The gain parameter is created to control the level of the incoming signal [1] and the state of the AudioProcessorValueTreeState is saved with the appropriate Identifier that will be used to save and restore the XML file [2].

In the isBusesLayoutSupported() function, we ensure that the input channel is a stereo pair [3] and that the number of input channels is identical to the number of output channels [4].

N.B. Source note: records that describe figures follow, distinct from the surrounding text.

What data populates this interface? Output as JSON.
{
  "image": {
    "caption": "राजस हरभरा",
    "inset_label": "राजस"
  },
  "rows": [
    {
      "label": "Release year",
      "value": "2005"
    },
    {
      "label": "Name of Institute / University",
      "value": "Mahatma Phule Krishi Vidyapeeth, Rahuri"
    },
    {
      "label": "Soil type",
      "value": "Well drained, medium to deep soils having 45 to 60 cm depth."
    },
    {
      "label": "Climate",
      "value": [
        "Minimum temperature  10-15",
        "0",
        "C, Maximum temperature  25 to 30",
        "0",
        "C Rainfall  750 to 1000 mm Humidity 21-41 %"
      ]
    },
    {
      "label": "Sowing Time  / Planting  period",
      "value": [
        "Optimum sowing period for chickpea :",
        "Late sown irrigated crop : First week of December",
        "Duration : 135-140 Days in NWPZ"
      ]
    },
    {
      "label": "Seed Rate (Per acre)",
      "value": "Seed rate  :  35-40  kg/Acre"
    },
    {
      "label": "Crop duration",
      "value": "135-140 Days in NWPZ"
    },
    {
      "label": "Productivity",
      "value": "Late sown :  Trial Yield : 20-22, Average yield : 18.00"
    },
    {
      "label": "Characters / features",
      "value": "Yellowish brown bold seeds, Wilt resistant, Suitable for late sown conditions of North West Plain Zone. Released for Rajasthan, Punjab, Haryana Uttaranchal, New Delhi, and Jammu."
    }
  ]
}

bool isBusesLayoutSupported (const BusesLayout& layouts) const override
{
if (layouts.getMainInputChannelSet() != AudioChannelSet::stereo()) // [3]
return false;
if (layouts.getMainOutputChannelSet() != layouts.getMainInputChannelSet()) // [4]
return false;
return true;
}

In the prepareToPlay() function, we store the gain value in a temporary variable to prepare for subsequent processing like follows:

void prepareToPlay (double, int) override
{
previousGain = *parameters.getRawParameterValue ("gain");
}

Next, we perform the actual processing in the processBlock() function as follows:

void processBlock (AudioBuffer<float>& buffer, MidiBuffer&) override
{
auto gain = *parameters.getRawParameterValue ("gain"); // [5]
auto totalNumInputChannels = getTotalNumInputChannels();
auto totalNumOutputChannels = getTotalNumOutputChannels();
auto numSamples = buffer.getNumSamples();
for (auto i = totalNumInputChannels; i < totalNumOutputChannels; ++i) // [6]
buffer.clear (i, 0, buffer.getNumSamples());
// Apply the gain to the samples using a ramp to avoid discontinuities in
// the audio between processed buffers.
for (auto channel = 0; channel < totalNumInputChannels; ++channel) // [7]
{
buffer.applyGainRamp (channel, 0, numSamples, previousGain, gain);
meterListeners.call (&IAAEffectProcessor::MeterListener::handleNewMeterValue,
channel,
buffer.getMagnitude (channel, 0, numSamples));
}
previousGain = gain; // [8]
// Now ask the host for the current time so we can store it to be displayed later.
updateCurrentTimeInfoFromHost (lastPosInfo); // [9]
}
  • [5]: First we retrieve the current gain value, the number of input and output channels and the number of samples in the buffer.
  • [6]: We ensure that the buffer is free of noise if the number of output channels is greater than the number of input channels.
  • [7]: Then for every channel, we use a gain ramp to smoothly apply gain changes without any discontinuities and broadcast the new meter value to the AudioProcessorEditor.
  • [8]: Before we move on to the next block we store the previous gain value for the gain ramp function to work properly.
  • [9]: Lastly, we call the updateCurrentTimeInfoFromHost() helper function to retrieve the current time from the host's playhead as defined hereafter.
bool updateCurrentTimeInfoFromHost (AudioPlayHead::CurrentPositionInfo &posInfo)
{
if (auto* ph = getPlayHead()) // [10]
{
if (ph->getCurrentPosition (newTime)) // [11]
{
posInfo = newTime; // Successfully got the current time from the host.
return true;
}
}
// If the host fails to provide the current time, we'll just reset our copy to a default.
lastPosInfo.resetToDefault(); // [12]
return false;
}
  • [10]: First we retrieve the current playhead information from the host and make sure that the pointer is not null.
  • [11]: Then we copy the playhead information into a temporary local variable of type AudioPlayHead::CurrentPositionInfo and if the structure is defined, we copy the information to the class member variable.
  • [12]: Otherwise, we reset the member variable to the default playhead information.

Summary

In this tutorial, we have examined some audio/midi plugin examples. In particular, we have:

  • Built a simple arpeggiator to create interesting musical patterns.
  • Built a noise gate to filter out unwanted noise.
  • Built a synthesiser with multiple outputs.
  • Built a surround compatible plugin to expand the channel count.
  • Learnt how an inter-app audio plugin sends audio between instances.